Tourette’s Syndrome is an inherited neurological condition that causes a person to make involuntary sounds and movements called tics. Tics can include things like blinking, sudden jerking of the head or limbs, jumping, grunting, whistling, tongue clicking, animal sounds, and — in one in 10 cases — swearing. Tourette’s Syndrome can often start in childhood, and the symptoms tend to improve over time or go away entirely by adulthood. The condition cannot be cured, but treatment such as medicine or behavioural therapy can help to manage the symptoms.

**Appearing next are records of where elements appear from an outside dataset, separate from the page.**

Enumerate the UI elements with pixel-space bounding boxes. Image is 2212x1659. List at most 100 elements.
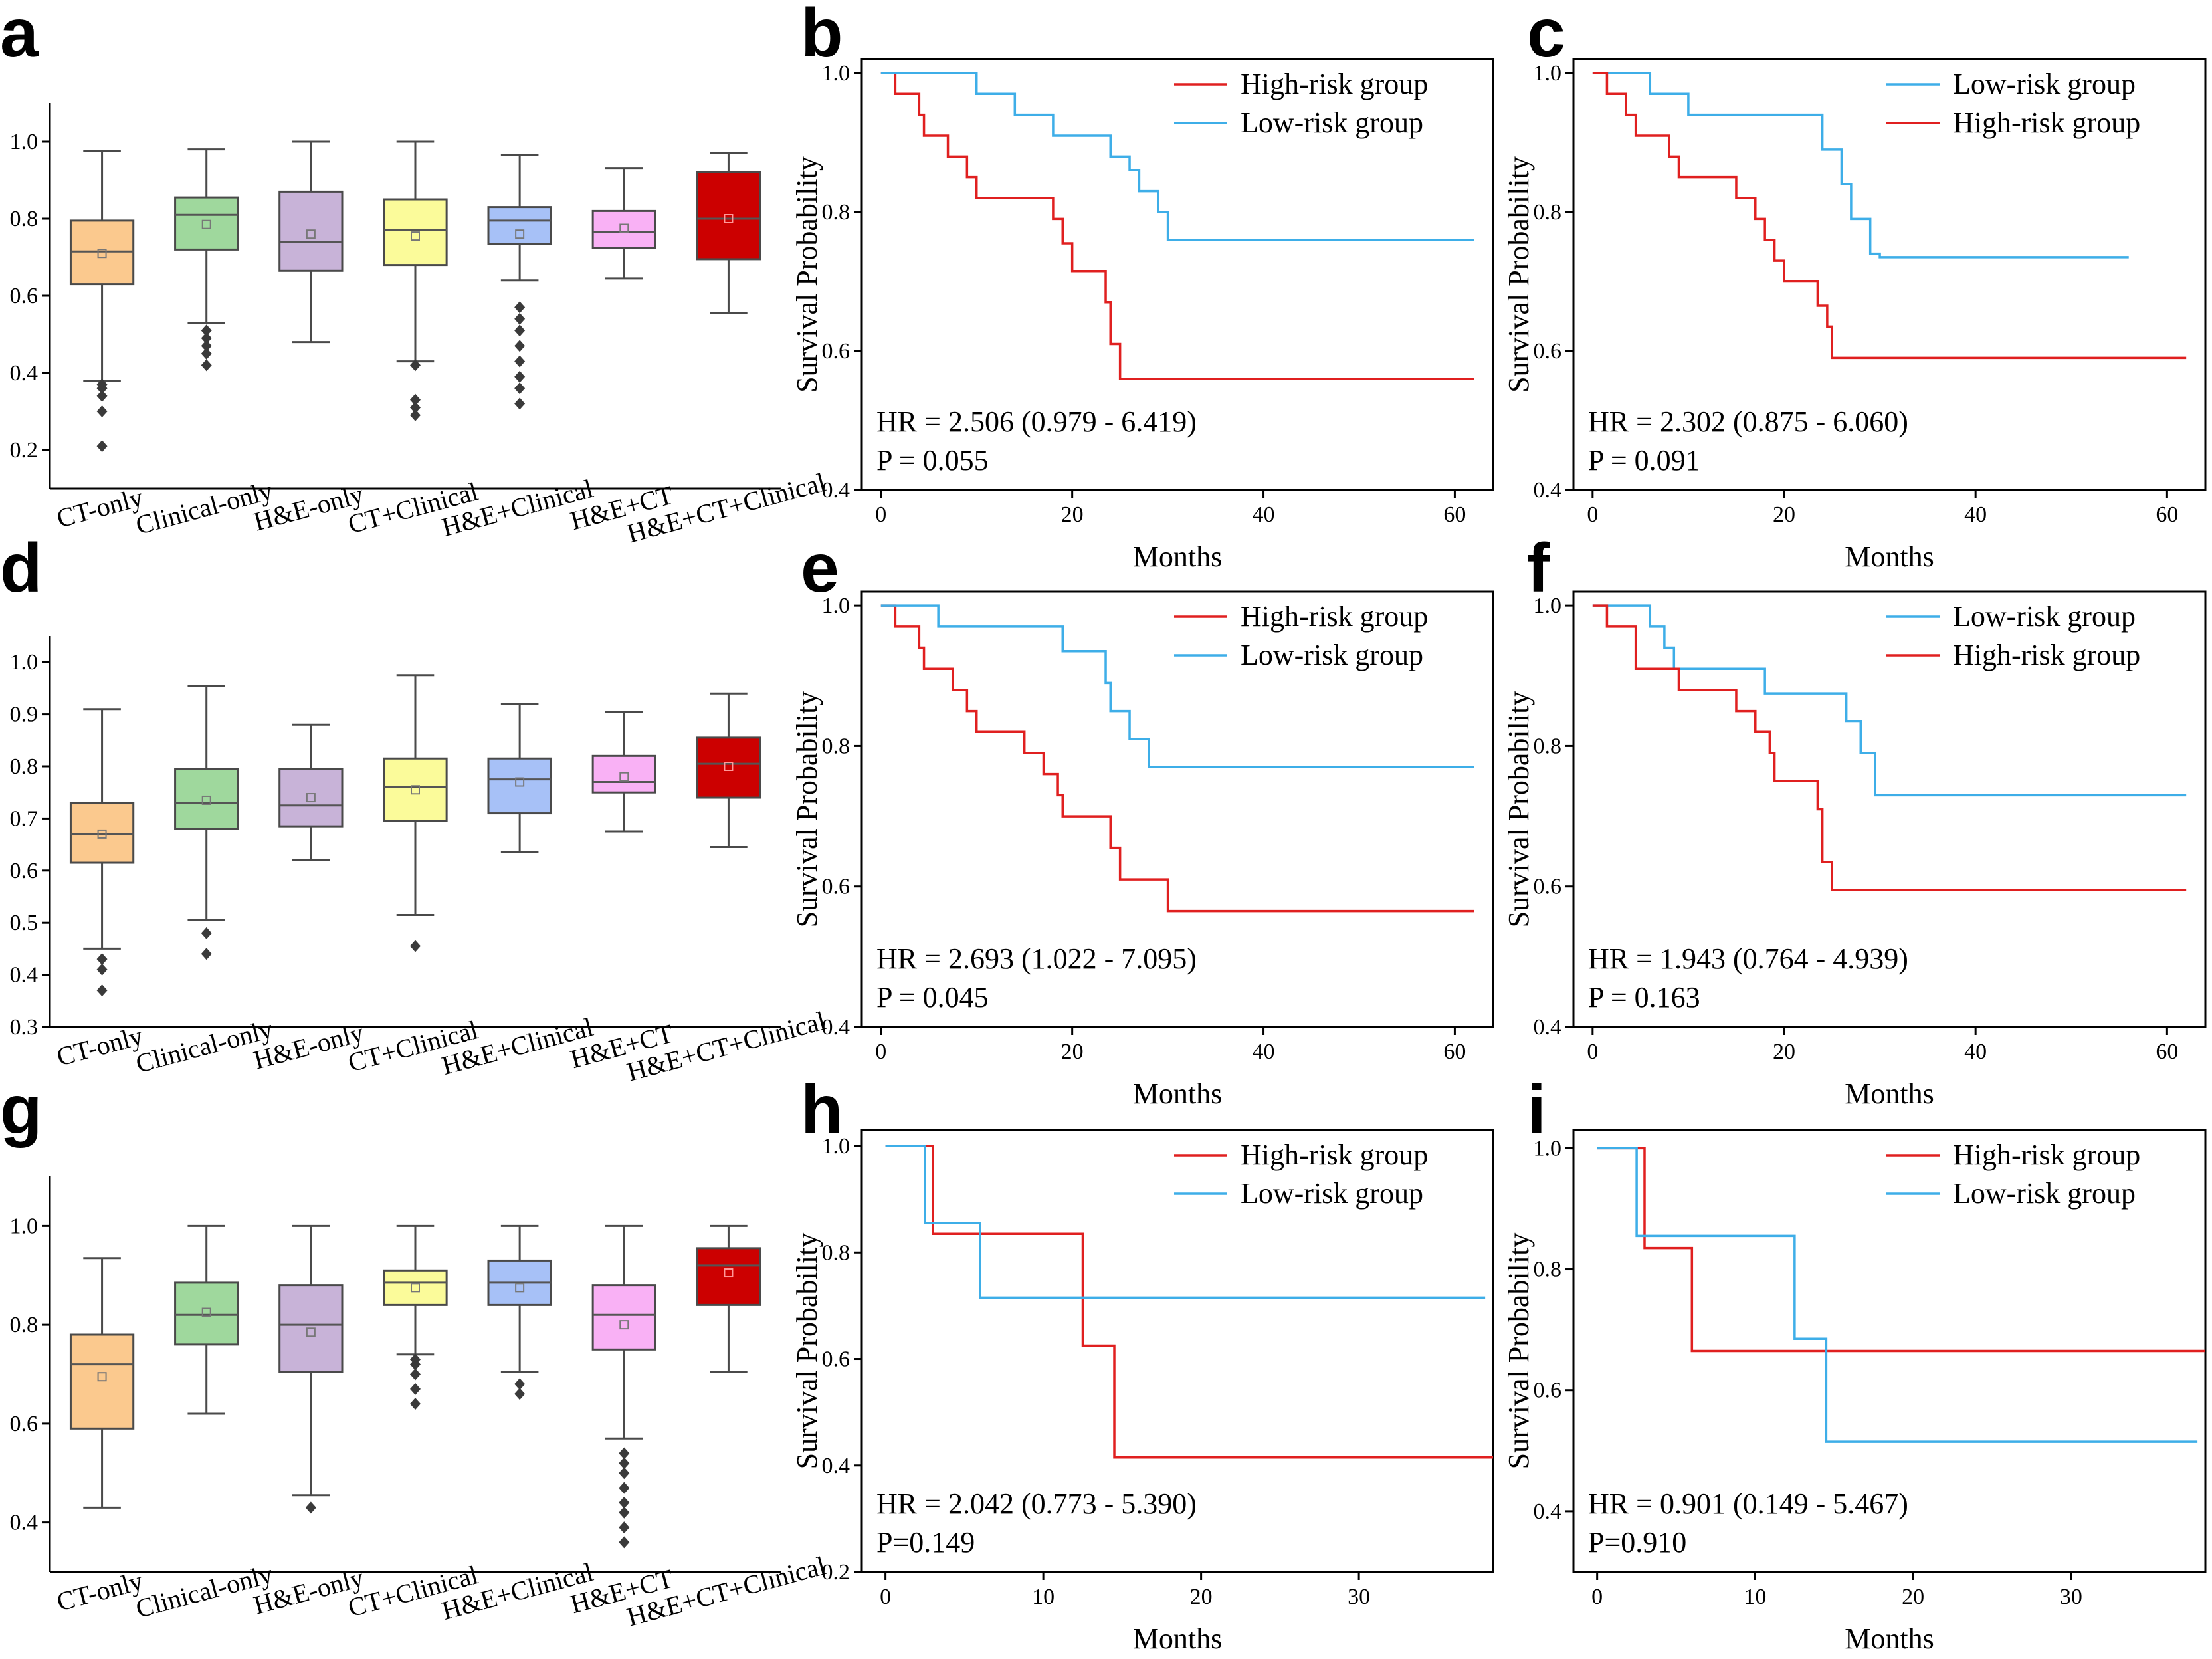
mean-marker [201,1307,211,1317]
y-tick-label: 0.4 [1534,478,1562,502]
box-body [278,190,344,272]
x-tick-label: 0 [875,502,886,527]
y-axis-label: Survival Probability [791,156,823,393]
box-body [174,196,239,251]
outlier-point [201,340,212,352]
y-tick-label: 0.8 [822,200,851,225]
y-tick-label: 0.6 [1534,339,1562,364]
outlier-point [514,370,526,383]
hazard-ratio-text: HR = 2.302 (0.875 - 6.060) [1588,405,1908,438]
x-tick-label: 0 [1587,1040,1598,1064]
outlier-point [410,1353,421,1366]
x-tick-label: 20 [1061,502,1084,527]
mean-marker [515,777,525,787]
box-1: Clinical-only [132,1224,276,1624]
outlier-point [96,405,108,417]
x-tick-label: 0 [875,1040,886,1064]
mean-marker [201,219,211,229]
outlier-point [201,948,212,960]
x-tick-label: 20 [1773,1040,1795,1064]
y-tick-label: 0.4 [10,963,39,988]
box-body [69,1333,135,1430]
km-curve-high [880,72,1474,380]
outlier-point [619,1536,630,1549]
panel-label-g: g [0,1071,43,1149]
mean-marker [411,785,420,795]
x-tick-label: 20 [1902,1585,1924,1609]
outlier-point [619,1506,630,1519]
outlier-point [96,378,108,391]
y-tick-label: 0.4 [822,1454,851,1478]
y-tick-label: 0.6 [822,1347,851,1372]
x-tick-label: 10 [1032,1585,1055,1609]
x-tick-label: 40 [1253,1040,1275,1064]
outlier-point [201,348,212,360]
y-tick-label: 0.4 [1534,1015,1562,1040]
outlier-point [201,332,212,344]
x-axis-label: Months [1845,540,1934,573]
y-tick-label: 0.4 [1534,1499,1562,1524]
box-1: Clinical-only [132,684,276,1079]
box-body [69,802,135,864]
panel-c: c 0.4 0.6 0.8 1.0 0 20 40 60 Months Survival Proba… [1502,0,2207,573]
hazard-ratio-text: HR = 2.693 (1.022 - 7.095) [876,942,1197,975]
p-value-text: P=0.910 [1588,1526,1686,1559]
legend-label: High-risk group [1953,1139,2140,1171]
category-label: CT-only [54,1565,146,1617]
y-tick-label: 0.4 [10,1511,39,1535]
outlier-point [410,1368,421,1381]
panel-f: f 0.4 0.6 0.8 1.0 0 20 40 60 Months Survival Proba… [1502,530,2207,1110]
x-axis-label: Months [1133,540,1222,573]
outlier-point [514,1388,526,1400]
x-tick-label: 60 [2156,1040,2178,1064]
panel-label-h: h [801,1071,843,1149]
y-tick-label: 0.8 [822,1240,851,1265]
legend-label: Low-risk group [1953,68,2136,100]
outlier-point [96,963,108,976]
x-tick-label: 40 [1253,502,1275,527]
outlier-point [619,1496,630,1509]
x-tick-label: 30 [1348,1585,1370,1609]
outlier-point [514,312,526,325]
x-tick-label: 30 [2060,1585,2082,1609]
legend-label: Low-risk group [1241,106,1423,139]
y-tick-label: 0.4 [10,361,39,386]
x-axis-label: Months [1845,1077,1934,1110]
x-tick-label: 60 [1443,502,1466,527]
y-tick-label: 0.6 [822,875,851,899]
box-1: Clinical-only [132,148,276,540]
panel-i: i 0.4 0.6 0.8 1.0 0 10 20 30 Months Survival Proba… [1502,1071,2207,1655]
km-curve-high [880,604,1474,913]
km-curve-low [880,604,1474,768]
km-curve-low [885,1145,1486,1299]
mean-marker [619,1320,629,1330]
y-tick-label: 1.0 [10,1214,39,1238]
y-tick-label: 0.6 [10,1412,39,1436]
outlier-point [201,359,212,372]
y-tick-label: 0.2 [10,438,39,463]
legend-label: High-risk group [1241,600,1428,633]
plot-frame [860,590,1494,1028]
mean-marker [515,1283,525,1293]
outlier-point [96,440,108,453]
box-body [696,171,761,261]
p-value-text: P = 0.055 [876,444,989,477]
outlier-point [96,953,108,966]
mean-marker [411,1283,420,1293]
panel-label-c: c [1527,0,1565,72]
y-tick-label: 0.8 [1534,734,1562,758]
mean-marker [411,231,420,241]
km-curve-high [1592,604,2187,891]
panel-h: h 0.2 0.4 0.6 0.8 1.0 0 10 20 30 Months Survival Pr… [791,1071,1494,1655]
box-body [591,209,656,249]
mean-marker [724,1268,734,1278]
y-tick-label: 0.2 [822,1560,851,1585]
y-tick-label: 1.0 [822,61,851,86]
legend-label: Low-risk group [1241,639,1423,671]
y-tick-label: 1.0 [822,594,851,618]
x-tick-label: 0 [1587,502,1598,527]
legend-label: High-risk group [1953,639,2140,671]
y-tick-label: 0.6 [1534,1379,1562,1403]
panel-label-i: i [1527,1071,1546,1149]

“When they told me, ‘We think you’ve got Tourette’s’, I was like, ‘Do you know what, that makes so much sense’ . . . I thought I had some horrible degenerative disease so I’ll take Tourette’s,” he revealed. Capaldi has been treated with Botox injections to freeze muscles and control his tics. He said, “I got Botox in my shoulder to stop it moving but I’m learning new ways to cope all the time . . . Some days it’s more painful than others, sometimes it’s quite uncomfortable but I guess that’s it . . . It comes and goes. Sometimes I can go months without doing it.” The singer-songwriter experienced a flare-up of Tourette’s on stage in Berlin in Feb. His fans stepped in to help him finish hit hit song “Someone You Loved” in a truly heartwarming moment.
Capaldi isn’t the only famous person to open up about their struggles with Tourette’s, either. Billie Eilish discussed living with the “exhausting” condition in an exclusive interview with David Letterman last May. Tourette’s Syndrome affects just over 300,000 children and adults in the UK.